Member since: 1988. Affiliate since 1984.

Occupation: Private practitioner in New York City, clinical consultant to the United Federation of Teachers and adjunct professor at New York University.

Helping teachers: Feder spent the first two decades of her professional career teaching high school English in New York City public schools. Now, she works as a clinical consultant to the city’s teachers’ union. The first program she helped spearhead stemmed from her dissertation, and it provides counseling and dedicated advocates for teachers who have been victims of school violence.

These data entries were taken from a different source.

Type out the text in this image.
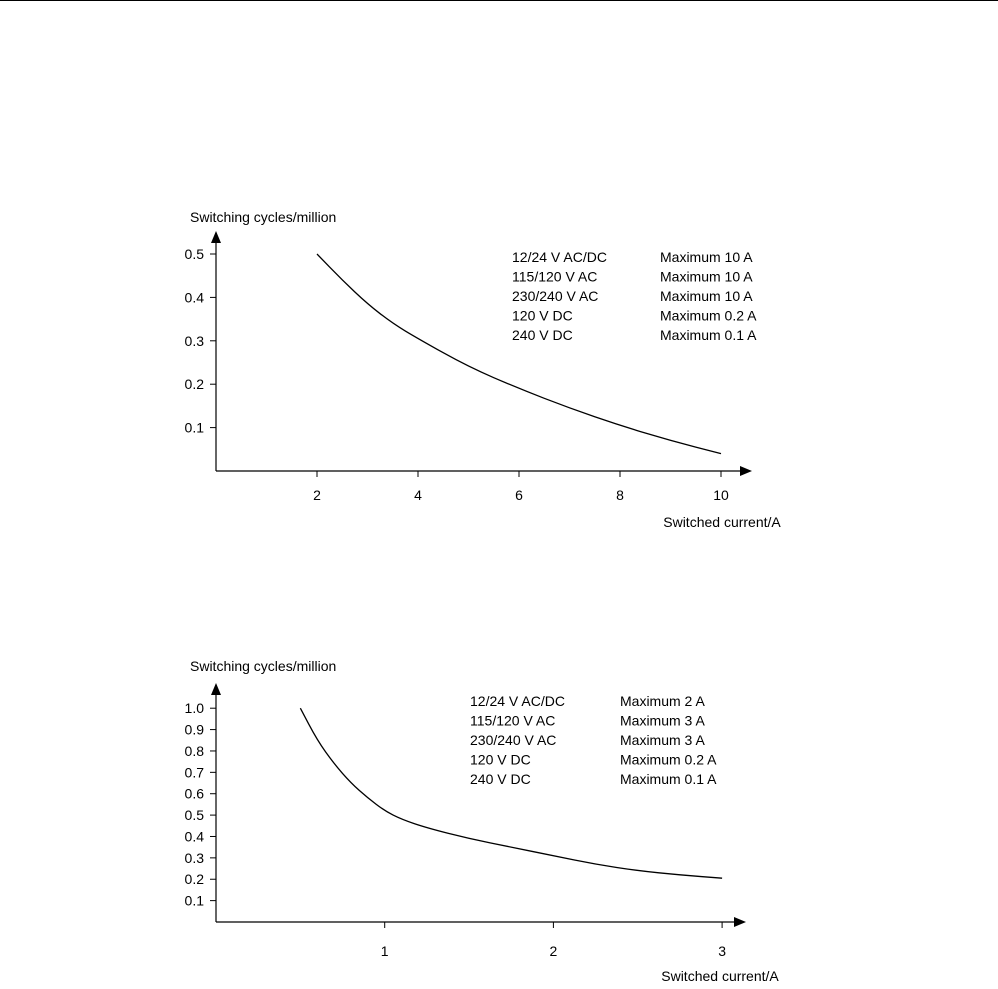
0.1
0.2
0.3
0.4
0.5
2	4	6	8	10
Switching cycles/million
Switched current/A
12/24 V AC/DC	Maximum 10 A
115/120 V AC	Maximum 10 A
230/240 V AC	Maximum 10 A
120 V DC	Maximum 0.2 A
240 V DC	Maximum 0.1 A
0.1
0.2
0.3
0.4
0.5
0.6
0.7
0.8
0.9
1.0
1	2	3
Switching cycles/million
Switched current/A
12/24 V AC/DC	Maximum 2 A
115/120 V AC	Maximum 3 A
230/240 V AC	Maximum 3 A
120 V DC	Maximum 0.2 A
240 V DC	Maximum 0.1 A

Now she’s helping to develop a program that provides free, short-term counseling and referrals to teachers with more common personal and professional concerns, such as troubled marriages and classroom burnout. “Teachers are caretakers, just as psychologists are caretakers, and it’s very easy to fall into a pattern of giving so much you forget about yourself and put your own needs on a back burner,” she says.

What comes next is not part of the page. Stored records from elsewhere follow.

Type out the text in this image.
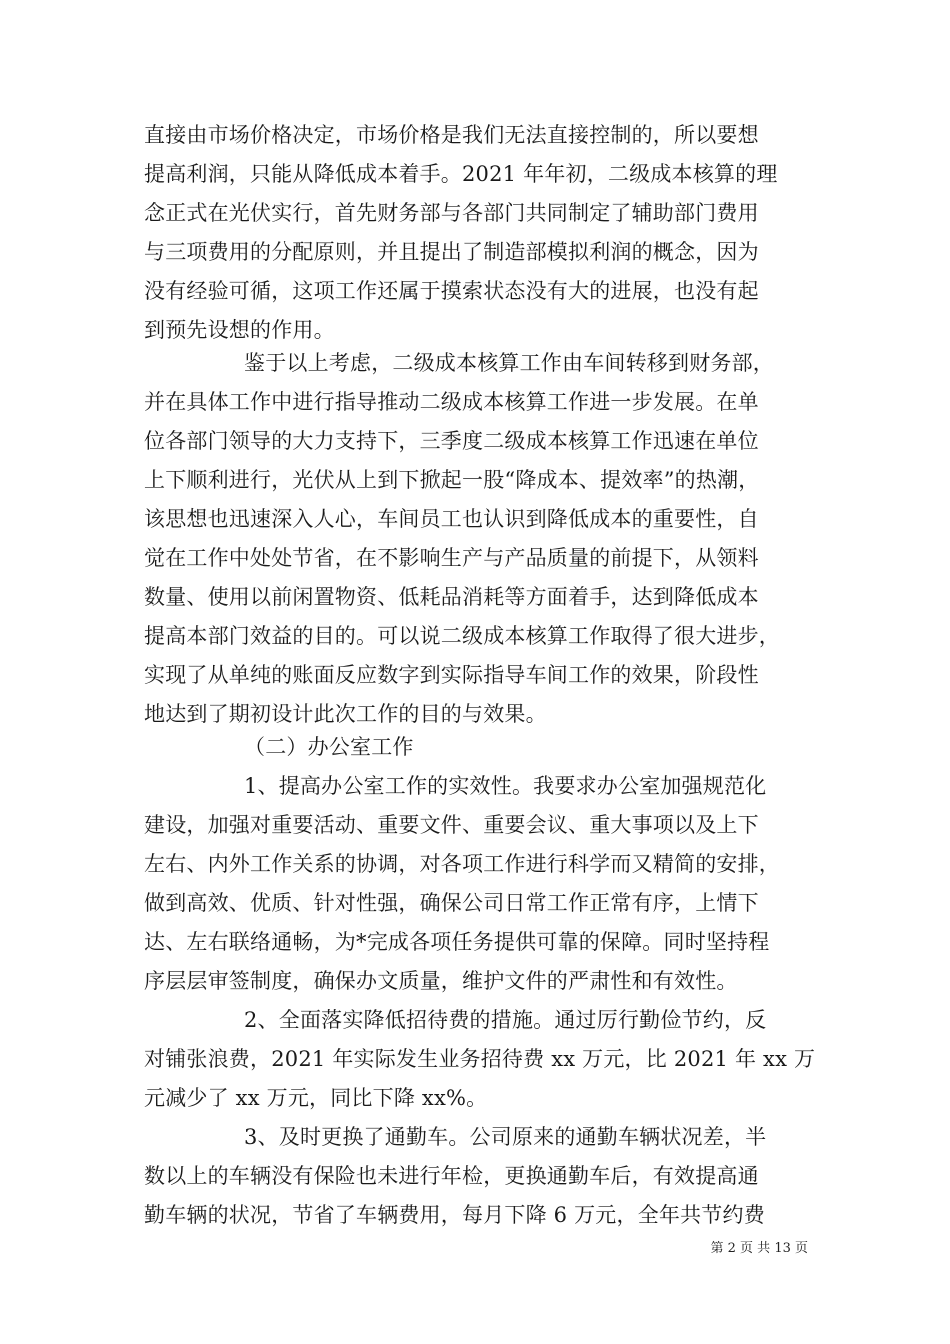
直接由市场价格决定，市场价格是我们无法直接控制的，所以要想
提高利润，只能从降低成本着手。2021 年年初，二级成本核算的理
念正式在光伏实行，首先财务部与各部门共同制定了辅助部门费用
与三项费用的分配原则，并且提出了制造部模拟利润的概念，因为
没有经验可循，这项工作还属于摸索状态没有大的进展，也没有起
到预先设想的作用。
鉴于以上考虑，二级成本核算工作由车间转移到财务部，
并在具体工作中进行指导推动二级成本核算工作进一步发展。在单
位各部门领导的大力支持下，三季度二级成本核算工作迅速在单位
上下顺利进行，光伏从上到下掀起一股“降成本、提效率”的热潮，
该思想也迅速深入人心，车间员工也认识到降低成本的重要性，自
觉在工作中处处节省，在不影响生产与产品质量的前提下，从领料
数量、使用以前闲置物资、低耗品消耗等方面着手，达到降低成本
提高本部门效益的目的。可以说二级成本核算工作取得了很大进步，
实现了从单纯的账面反应数字到实际指导车间工作的效果，阶段性
地达到了期初设计此次工作的目的与效果。
（二）办公室工作
1、提高办公室工作的实效性。我要求办公室加强规范化
建设，加强对重要活动、重要文件、重要会议、重大事项以及上下
左右、内外工作关系的协调，对各项工作进行科学而又精简的安排，
做到高效、优质、针对性强，确保公司日常工作正常有序，上情下
达、左右联络通畅，为*完成各项任务提供可靠的保障。同时坚持程
序层层审签制度，确保办文质量，维护文件的严肃性和有效性。
2、全面落实降低招待费的措施。通过厉行勤俭节约，反
对铺张浪费，2021 年实际发生业务招待费 xx 万元，比 2021 年 xx 万
元减少了 xx 万元，同比下降 xx%。
3、及时更换了通勤车。公司原来的通勤车辆状况差，半
数以上的车辆没有保险也未进行年检，更换通勤车后，有效提高通
勤车辆的状况，节省了车辆费用，每月下降 6 万元，全年共节约费
第 2 页 共 13 页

Building bridges: As legislative co-chair of the New York State Psychological Association, Feder finds it challenging to get psychology’s concerns heard above Albany’s usual din. So, in 2000, she forged a unique alliance with the New York State United Teachers and the American Federation of Teachers — both of which have enormous political clout. The groups now lobby for New York state psychologists as well as teachers. “We have many common issues, as we both have a commitment to the community, to families, children and parents,” she says. As a result of that alliance, a bill that NYSPA spent years advocating for is finally sitting on the governor’s desk, Feder says. The bill (known as A1729 Gottfried) would require hospitals that deny psychologists’ applications for staff membership to state their reasons for each rejection. “It’s a step in the right direction toward hospital privileges for psychologists,” she says.

Favorite reads: As an English teacher, Feder enjoyed engaging her students in discussions about characters’ motivations — especially when the class was studying “The Great Gatsby.” “Students loved talking about the psychology of Gatsby — how he was on a road to self-destruction and how he deluded himself into making decisions that helped him feel powerful but were not in his best interest.” Now, she’s tearing through Steig Larsson’s works, including “The Girl with the Dragon Tattoo,” another book full of characters with rich inner lives.

Outdoor fun: Feder loves being on her feet. She recently spent three days hiking with a friend in Olympia National Forest, near Seattle. “It’s just endlessly beautiful, mountains and lakes and Indian reservations,” she says. “And it was cold! A lot of people back east were scorching in 100-plus degree temperatures while I was sitting by the fire.”